Le imprese sociali in Europa

Le imprese sociali sono ampiamente diversificate in termini di tipologie di servizi di interesse e target serviti. Questi diversi campi di attività possono, tuttavia, essere ricondotti a tre principali aree di intervento: servizi sanitari e sociali, integrazione lavorativa di persone svantaggiate, e altre sfide sociali.

Le imprese sociali contribuiscono alla creazione di migliaia di posti di lavoro, in particolare per le persone svantaggiate. Lo dimostra lo studio Social Enterprises and their Ecosystems in Europe, redatto da Euricse ed EMES Network su incarico della Commissione Europea, che fornisce una panoramica aggiornata della mappatura delle imprese sociali in Europa. Secondo lo studio però nonostante esista un’ampia gamma di strumenti e attività di formazione per colmare la mancanza di competenze degli imprenditori sociali, molti programmi di training tendono a mimare quelli delle società tradizionali.
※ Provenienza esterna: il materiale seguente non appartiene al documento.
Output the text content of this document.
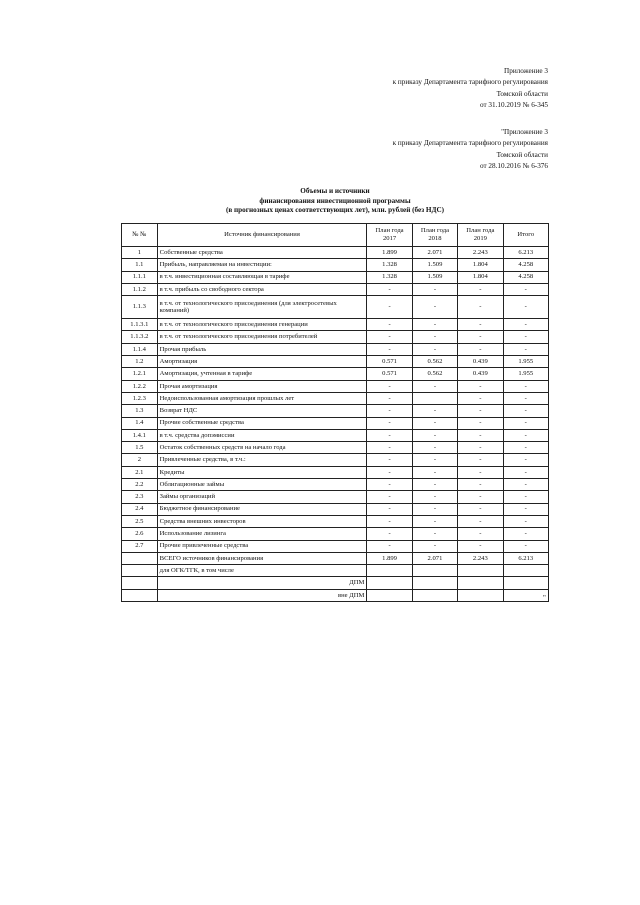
Приложение 3
к приказу Департамента тарифного регулирования
Томской области
от 31.10.2019 № 6-345
"Приложение 3
к приказу Департамента тарифного регулирования
Томской области
от 28.10.2016 № 6-376
Объемы и источники
финансирования инвестиционной программы
(в прогнозных ценах соответствующих лет), млн. рублей (без НДС)
№ №	Источник финансирования	План года 2017	План года 2018	План года 2019	Итого
1	Собственные средства	1.899	2.071	2.243	6.213
1.1	Прибыль, направляемая на инвестиции:	1.328	1.509	1.804	4.258
1.1.1	в т.ч. инвестиционная составляющая в тарифе	1.328	1.509	1.804	4.258
1.1.2	в т.ч. прибыль со свободного сектора	-	-	-	-
1.1.3	в т.ч. от технологического присоединения (для электросетевых компаний)	-	-	-	-
1.1.3.1	в т.ч. от технологического присоединения генерации	-	-	-	-
1.1.3.2	в т.ч. от технологического присоединения потребителей	-	-	-	-
1.1.4	Прочая прибыль	-	-	-	-
1.2	Амортизация	0.571	0.562	0.439	1.955
1.2.1	Амортизация, учтенная в тарифе	0.571	0.562	0.439	1.955
1.2.2	Прочая амортизация	-	-	-	-
1.2.3	Недоиспользованная амортизация прошлых лет	-		-	-
1.3	Возврат НДС	-	-	-	-
1.4	Прочие собственные средства	-	-	-	-
1.4.1	в т.ч. средства допэмиссии	-	-	-	-
1.5	Остаток собственных средств на начало года	-	-	-	-
2	Привлеченные средства, в т.ч.:	-	-	-	-
2.1	Кредиты	-	-	-	-
2.2	Облигационные займы	-	-	-	-
2.3	Займы организаций	-	-	-	-
2.4	Бюджетное финансирование	-	-	-	-
2.5	Средства внешних инвесторов	-	-	-	-
2.6	Использование лизинга	-	-	-	-
2.7	Прочие привлеченные средства	-	-	-	-
	ВСЕГО источников финансирования	1.899	2.071	2.243	6.213
	для ОГК/ТГК, в том числе				
	ДПМ				
	вне ДПМ					"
Le tre dimensioni dell’impresa sociale

La definizione di impresa sociale è stata articolata su tre dimensioni che la contraddistinguono, la dimensione sociale, la dimensione imprenditoriale, la dimensione della proprietà della governance. Sulla base di questa definizione, le imprese sociali, oltre a mostrare le tipiche caratteristiche di tutte le imprese, devono perseguire un esplicito obiettivo sociale. Ciò implica che i prodotti forniti/attività gestite devono avere una connotazione di interesse pubblico e sociale. Inoltre, ci si aspetta che le imprese sociali scelgano modelli di governance inclusivi. Le imprese sociali, inoltre, adottano un dispositivo specifico, il vincolo alla distribuzione degli utili, che ha lo scopo di garantire che lo scopo perseguito sia salvaguardato, e sopravviva nel tempo, al di là dell’impegno dei suoi fondatori.

Un potenziale ancora lontano dall’essere pienamente sfruttato

Le imprese sociali sono emerse principalmente negli ultimi due decenni. Il loro sviluppo è plasmato dai valori della solidarietà, che incoraggiano i cittadini ad auto-organizzarsi, e si intrecciano con specifiche politiche e schemi pubblici.

I report dei differenti Paesi mostrano che il numero delle imprese sociali e delle persone occupate stanno progressivamente aumentando in quasi tutti gli Stati dell’Unione. La domanda di servizi erogati dalle imprese sociali cresce, e contemporaneamente, il contesto nel quale operano sta diventando sempre più abilitante. Nel complesso c’è una correlazione tra il grado di riconoscimento dell’impresa sociale, la sua istituzionalizzazione, la dimensione e la facilità di accesso ai finanziamenti. Tuttavia, il potenziale dell’impresa sociale è ancora lontano dall’essere pienamente sfruttato.

Risorse generatrici di reddito

Le imprese sociali si basano su un mix di risorse finanziarie derivanti da diverse attività generatrici di reddito che variano a seconda dei Paesi, riferisce Italpress.

Le modalità di interazione con l’attore pubblico includono la co-progettazione a contratto, i voucher e bilanci personali, nonché gli appalti pubblici, che regolamentati dalle norme UE in materia di appalti pubblici, offrono nuove opportunità per le imprese sociali. Certamente le imprese sociali non sono ancora investor-ready in quasi nessuno dei Paesi analizzati. Inoltre, le risorse rimborsabili sono per lo più modellate secondo una logica d’investimento tradizionale, che si aspetta rendimenti alti e a breve termine. Ciò che le imprese sociali non sono in grado di garantire.